Whatever view Erich Honecker took of matters at the time or subsequently, for Edith their marriage was based on love. However Klaus Herde, a close colleague of the young woman who later became Erich Honcker's third wife, has suggested that Honecker married Edith out of a sense not of love but of duty, when he realised she was pregnant.

Erich and Edith Honecker's marriage ended in 1953 or 1955: again, sources differ. However, since reunification, more information has emerged on what happened.
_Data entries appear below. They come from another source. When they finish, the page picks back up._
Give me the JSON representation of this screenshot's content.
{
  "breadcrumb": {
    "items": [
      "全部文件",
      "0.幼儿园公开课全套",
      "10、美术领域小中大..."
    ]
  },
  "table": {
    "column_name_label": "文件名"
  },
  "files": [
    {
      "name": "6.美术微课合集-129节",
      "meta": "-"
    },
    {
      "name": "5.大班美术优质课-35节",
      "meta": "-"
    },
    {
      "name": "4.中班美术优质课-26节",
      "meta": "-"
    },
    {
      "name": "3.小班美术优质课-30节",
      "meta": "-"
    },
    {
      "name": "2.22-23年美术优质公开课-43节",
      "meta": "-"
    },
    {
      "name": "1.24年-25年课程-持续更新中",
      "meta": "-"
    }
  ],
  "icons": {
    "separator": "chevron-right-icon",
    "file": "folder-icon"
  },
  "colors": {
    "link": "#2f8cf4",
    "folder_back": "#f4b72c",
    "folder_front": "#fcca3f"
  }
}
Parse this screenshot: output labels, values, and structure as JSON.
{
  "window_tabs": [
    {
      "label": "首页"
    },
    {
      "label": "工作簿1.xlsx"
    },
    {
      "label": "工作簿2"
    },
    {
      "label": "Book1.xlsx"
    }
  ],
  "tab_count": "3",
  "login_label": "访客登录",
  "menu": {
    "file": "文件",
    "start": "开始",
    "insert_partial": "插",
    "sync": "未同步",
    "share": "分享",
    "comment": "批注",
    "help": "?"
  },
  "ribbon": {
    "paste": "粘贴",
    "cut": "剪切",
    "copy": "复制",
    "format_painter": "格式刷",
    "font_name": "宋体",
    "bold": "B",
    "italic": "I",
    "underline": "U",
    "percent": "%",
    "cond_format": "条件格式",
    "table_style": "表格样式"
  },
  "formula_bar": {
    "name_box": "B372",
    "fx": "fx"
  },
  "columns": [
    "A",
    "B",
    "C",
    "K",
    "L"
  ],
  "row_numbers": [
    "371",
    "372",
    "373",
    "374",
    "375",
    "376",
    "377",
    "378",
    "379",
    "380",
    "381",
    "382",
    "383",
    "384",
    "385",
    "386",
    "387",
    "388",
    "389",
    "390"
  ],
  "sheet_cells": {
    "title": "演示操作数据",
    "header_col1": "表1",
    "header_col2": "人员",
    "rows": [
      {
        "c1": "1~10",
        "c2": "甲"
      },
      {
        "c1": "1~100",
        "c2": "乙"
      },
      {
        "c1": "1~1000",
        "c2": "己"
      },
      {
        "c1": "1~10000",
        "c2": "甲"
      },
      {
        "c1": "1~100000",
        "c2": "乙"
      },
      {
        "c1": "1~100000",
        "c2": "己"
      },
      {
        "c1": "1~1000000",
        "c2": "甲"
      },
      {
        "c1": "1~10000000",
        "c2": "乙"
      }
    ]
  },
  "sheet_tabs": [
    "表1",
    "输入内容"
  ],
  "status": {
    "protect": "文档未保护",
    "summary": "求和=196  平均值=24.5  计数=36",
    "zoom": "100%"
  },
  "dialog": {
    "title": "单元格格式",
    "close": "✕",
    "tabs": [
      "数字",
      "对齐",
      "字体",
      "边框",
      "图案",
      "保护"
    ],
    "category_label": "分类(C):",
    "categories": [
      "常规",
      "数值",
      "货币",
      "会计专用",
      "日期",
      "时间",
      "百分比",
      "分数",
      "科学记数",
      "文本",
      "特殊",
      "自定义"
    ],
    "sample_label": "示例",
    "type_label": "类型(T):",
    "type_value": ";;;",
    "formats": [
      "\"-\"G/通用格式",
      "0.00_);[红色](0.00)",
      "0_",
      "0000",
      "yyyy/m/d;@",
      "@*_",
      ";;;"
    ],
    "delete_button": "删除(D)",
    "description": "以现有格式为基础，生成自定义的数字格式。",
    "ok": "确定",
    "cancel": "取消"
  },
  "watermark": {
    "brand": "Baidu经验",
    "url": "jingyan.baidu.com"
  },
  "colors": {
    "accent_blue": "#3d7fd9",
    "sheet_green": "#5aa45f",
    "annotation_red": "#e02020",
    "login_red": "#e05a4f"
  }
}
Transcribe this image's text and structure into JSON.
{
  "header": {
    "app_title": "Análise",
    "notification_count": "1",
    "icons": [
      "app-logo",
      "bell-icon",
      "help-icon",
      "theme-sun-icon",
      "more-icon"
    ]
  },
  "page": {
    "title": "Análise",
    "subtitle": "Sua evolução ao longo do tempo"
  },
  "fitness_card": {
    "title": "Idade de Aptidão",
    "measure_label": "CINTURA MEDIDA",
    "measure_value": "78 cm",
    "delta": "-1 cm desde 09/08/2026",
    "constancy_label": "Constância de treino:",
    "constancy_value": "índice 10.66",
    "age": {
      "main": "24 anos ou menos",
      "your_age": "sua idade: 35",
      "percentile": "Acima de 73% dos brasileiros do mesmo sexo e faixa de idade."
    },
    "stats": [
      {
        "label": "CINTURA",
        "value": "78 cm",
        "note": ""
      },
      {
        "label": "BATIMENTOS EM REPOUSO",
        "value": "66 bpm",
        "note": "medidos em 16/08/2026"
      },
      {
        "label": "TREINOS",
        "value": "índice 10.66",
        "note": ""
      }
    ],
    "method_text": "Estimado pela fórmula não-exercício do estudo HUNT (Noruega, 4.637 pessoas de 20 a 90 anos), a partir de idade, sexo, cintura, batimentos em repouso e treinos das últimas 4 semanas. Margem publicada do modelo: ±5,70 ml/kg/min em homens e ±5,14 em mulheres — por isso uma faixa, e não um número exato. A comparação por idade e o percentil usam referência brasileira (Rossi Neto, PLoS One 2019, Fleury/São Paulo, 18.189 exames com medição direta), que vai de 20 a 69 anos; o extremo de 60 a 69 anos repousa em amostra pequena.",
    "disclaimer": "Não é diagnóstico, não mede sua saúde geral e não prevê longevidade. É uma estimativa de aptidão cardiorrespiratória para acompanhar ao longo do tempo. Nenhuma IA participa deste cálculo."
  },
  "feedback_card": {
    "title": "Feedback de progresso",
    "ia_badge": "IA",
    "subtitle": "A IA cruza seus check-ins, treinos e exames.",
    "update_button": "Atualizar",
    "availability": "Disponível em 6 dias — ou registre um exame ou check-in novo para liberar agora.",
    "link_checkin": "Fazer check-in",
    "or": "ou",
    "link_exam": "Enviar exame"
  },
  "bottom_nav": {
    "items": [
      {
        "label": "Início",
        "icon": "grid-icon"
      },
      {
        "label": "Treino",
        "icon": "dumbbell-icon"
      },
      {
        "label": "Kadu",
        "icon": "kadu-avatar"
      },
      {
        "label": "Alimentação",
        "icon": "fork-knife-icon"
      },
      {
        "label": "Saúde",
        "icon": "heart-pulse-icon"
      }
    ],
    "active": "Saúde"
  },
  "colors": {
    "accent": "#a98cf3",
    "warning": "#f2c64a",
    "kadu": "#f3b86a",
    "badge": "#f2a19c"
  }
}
Assuming that the marriage took place in December 1949, it was just a couple of weeks later that Erich Honecker led a delegation of the East German party to Moscow in order to attend celebrations of the seventieth birthday of the Soviet dictator, Joseph Stalin. The delegation also included Margot Feist, the 22-year-old leader of the Ernst Thälmann Pioneer Organisation. Honecker was fascinated by Feist "both because she was a pretty young girl and because she was very active in the party". Intimacy ensued. It is reported that Honecker attempted to conceal their affair, but he failed because almost every night he went directly to Feist's apartment. Edith did not acquiesce, however. For most purposes, by this time the most powerful German in East German politics was the General Secretary of the Party Central Committee, Walter Ulbricht. Ulbricht now received a letter from Baumann asking him to have a very firm word with his ambitious, philandering young comrade, her husband, saying "Erich never gets home before one in the morning, his head is starting to cave in and he fantasizes about the wildest stuff..."
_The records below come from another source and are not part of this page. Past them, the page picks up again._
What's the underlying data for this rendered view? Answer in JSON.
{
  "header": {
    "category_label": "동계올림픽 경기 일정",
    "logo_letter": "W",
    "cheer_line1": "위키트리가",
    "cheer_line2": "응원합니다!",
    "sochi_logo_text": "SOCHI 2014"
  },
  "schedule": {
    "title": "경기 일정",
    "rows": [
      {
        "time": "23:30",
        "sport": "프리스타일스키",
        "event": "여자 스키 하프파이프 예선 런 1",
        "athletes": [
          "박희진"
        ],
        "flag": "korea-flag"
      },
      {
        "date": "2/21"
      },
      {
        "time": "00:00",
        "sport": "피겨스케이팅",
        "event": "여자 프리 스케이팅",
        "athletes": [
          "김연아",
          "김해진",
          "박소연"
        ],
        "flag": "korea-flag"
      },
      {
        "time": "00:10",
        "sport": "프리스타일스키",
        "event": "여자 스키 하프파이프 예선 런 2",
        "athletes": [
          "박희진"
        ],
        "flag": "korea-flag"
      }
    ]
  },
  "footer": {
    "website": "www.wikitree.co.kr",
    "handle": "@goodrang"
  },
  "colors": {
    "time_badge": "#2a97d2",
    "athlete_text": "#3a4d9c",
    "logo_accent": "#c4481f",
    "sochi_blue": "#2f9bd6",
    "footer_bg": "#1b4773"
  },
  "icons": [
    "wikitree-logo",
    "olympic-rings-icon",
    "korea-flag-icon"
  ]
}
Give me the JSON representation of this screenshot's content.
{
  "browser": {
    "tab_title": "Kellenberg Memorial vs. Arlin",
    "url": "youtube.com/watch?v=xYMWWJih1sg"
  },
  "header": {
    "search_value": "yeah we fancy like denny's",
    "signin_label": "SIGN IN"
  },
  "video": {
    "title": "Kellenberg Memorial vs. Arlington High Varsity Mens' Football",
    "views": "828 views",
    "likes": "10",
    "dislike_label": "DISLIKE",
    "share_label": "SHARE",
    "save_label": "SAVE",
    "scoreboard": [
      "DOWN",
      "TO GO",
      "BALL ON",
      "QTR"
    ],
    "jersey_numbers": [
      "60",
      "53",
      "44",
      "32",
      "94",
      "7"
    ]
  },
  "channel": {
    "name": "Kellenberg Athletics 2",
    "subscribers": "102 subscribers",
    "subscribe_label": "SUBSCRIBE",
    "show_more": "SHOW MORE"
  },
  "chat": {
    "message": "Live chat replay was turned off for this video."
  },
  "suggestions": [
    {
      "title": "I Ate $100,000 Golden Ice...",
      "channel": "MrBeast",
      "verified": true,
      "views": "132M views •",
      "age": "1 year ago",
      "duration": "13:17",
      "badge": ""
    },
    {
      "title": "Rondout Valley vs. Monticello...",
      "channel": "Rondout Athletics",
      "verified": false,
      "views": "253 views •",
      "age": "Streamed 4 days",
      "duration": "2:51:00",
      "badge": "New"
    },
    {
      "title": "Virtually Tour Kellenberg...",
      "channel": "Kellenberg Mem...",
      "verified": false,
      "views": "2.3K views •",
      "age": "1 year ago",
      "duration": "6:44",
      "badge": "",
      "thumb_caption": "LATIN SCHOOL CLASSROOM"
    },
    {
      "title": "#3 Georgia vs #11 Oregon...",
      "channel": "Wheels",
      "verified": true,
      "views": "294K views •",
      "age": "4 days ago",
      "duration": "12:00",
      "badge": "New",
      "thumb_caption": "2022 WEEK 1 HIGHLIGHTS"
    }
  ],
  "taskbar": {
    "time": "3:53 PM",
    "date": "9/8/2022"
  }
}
Walter Ulbricht was appalled by Honecker's affair. Unaware at this stage that news of his affair with Feist had reached Ulbricht, Honecker was summoned to visit the General Secretary at his weekend retreat north of Berlin. Baumann had written persuasively that Ulbricht should cut off her husband's lover from her important youth work ("aus der Jugendarbeit ausscheiden") and send her away from Berlin. Feist's biographer, Ed Stuhler, believes that the extra-marital romance constituted a huge threat to the political careers of both lovers. But old President Pieck took a more pragmatic view. Despite his declining health and diminishing involvement in day-to-day affairs, Pieck never lost the full confidence of Joseph Stalin. In the judgement of Politburo member Gerhard Schürer it was largely down to Pieck that the ending of Erich and Edith Honecker's marriage ran its jagged course without erupting into scandal. Margot Feist held on to her job and remained in Berlin. Whenever Feist's name was mentioned in Pieck's presence, he developed a twinkle in his eye.
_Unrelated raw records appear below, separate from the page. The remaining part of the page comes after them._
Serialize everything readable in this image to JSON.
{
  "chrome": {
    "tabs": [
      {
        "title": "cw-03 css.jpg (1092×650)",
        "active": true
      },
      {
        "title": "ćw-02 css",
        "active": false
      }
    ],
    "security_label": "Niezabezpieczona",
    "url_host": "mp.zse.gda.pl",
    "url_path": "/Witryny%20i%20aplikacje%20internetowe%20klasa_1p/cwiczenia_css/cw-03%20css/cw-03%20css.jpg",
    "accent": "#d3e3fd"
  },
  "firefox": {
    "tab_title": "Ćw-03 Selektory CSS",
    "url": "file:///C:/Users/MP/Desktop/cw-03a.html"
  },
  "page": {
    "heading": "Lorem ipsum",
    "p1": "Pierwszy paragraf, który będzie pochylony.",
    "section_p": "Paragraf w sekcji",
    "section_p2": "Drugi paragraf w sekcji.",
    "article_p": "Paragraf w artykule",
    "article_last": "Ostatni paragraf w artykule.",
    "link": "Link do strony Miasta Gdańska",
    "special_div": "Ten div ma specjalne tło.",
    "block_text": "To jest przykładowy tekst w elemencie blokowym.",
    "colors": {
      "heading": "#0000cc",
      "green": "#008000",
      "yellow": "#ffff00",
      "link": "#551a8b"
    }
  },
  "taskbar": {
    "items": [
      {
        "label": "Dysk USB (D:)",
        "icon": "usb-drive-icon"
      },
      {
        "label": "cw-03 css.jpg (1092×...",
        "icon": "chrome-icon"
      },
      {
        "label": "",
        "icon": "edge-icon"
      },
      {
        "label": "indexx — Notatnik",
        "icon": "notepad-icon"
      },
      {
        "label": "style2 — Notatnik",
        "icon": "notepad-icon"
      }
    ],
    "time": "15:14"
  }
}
In the summer of 1952, the "unruly partnership" ("wilde Ehe") of comrades Honecker and Feist even came up in the Politburo. Under "Agenda Item 20" the two of them were authorized to take a holiday together in the Soviet Union, but the parties were also instructed to come up with a rapid clarification of their relationships. Honecker was at this point still sharing an apartment with his wife Edith and their daughter Erika, born in 1950. But now it was Margot who was visibly pregnant with Erich's daughter: Sonja would be born at the beginning of December 1952.

It was not until January 1955 that Edith Honecker-Baumann agreed to give her husband a divorce. Soon after this Honecker married Margot Feist. Three years later the new couple moved into the residential quarter of Berlin-Wandlitz, the residential suburb of choice for upwardly mobile politburo members. According to her biographer, Ed Stuhler, Margot Honecker officially was always deeply embarrassed over the duration of the couple's premarital cohabitation. She was not embarrassed however, over how she used her relationships to later reach the pinnacle of power in East Germany.

=== Death ===
Edith Baumann died in East Berlin on 7 April 1973. Erich Honecker led the mourning at her funeral. The urn containing her ashes was placed in the section of the Berlin Main Cemetery reserved for political leaders and others highly honoured by the East German political establishment.

== Awards and honours ==

- 1955 Clara Zetkin Medal
- 1955 Patriotic Order of Merit in silver
- 1959 Banner of Labor
- 1960 Banner of Labor
- 1965 Patriotic Order of Merit in gold
- 1969 Patriotic Order of Merit in honor clasp

In 1989 the East German postal service featured Edith Baumann on a postage stampStamps of Germany (DDR) 1989, MiNr 3222.jpg.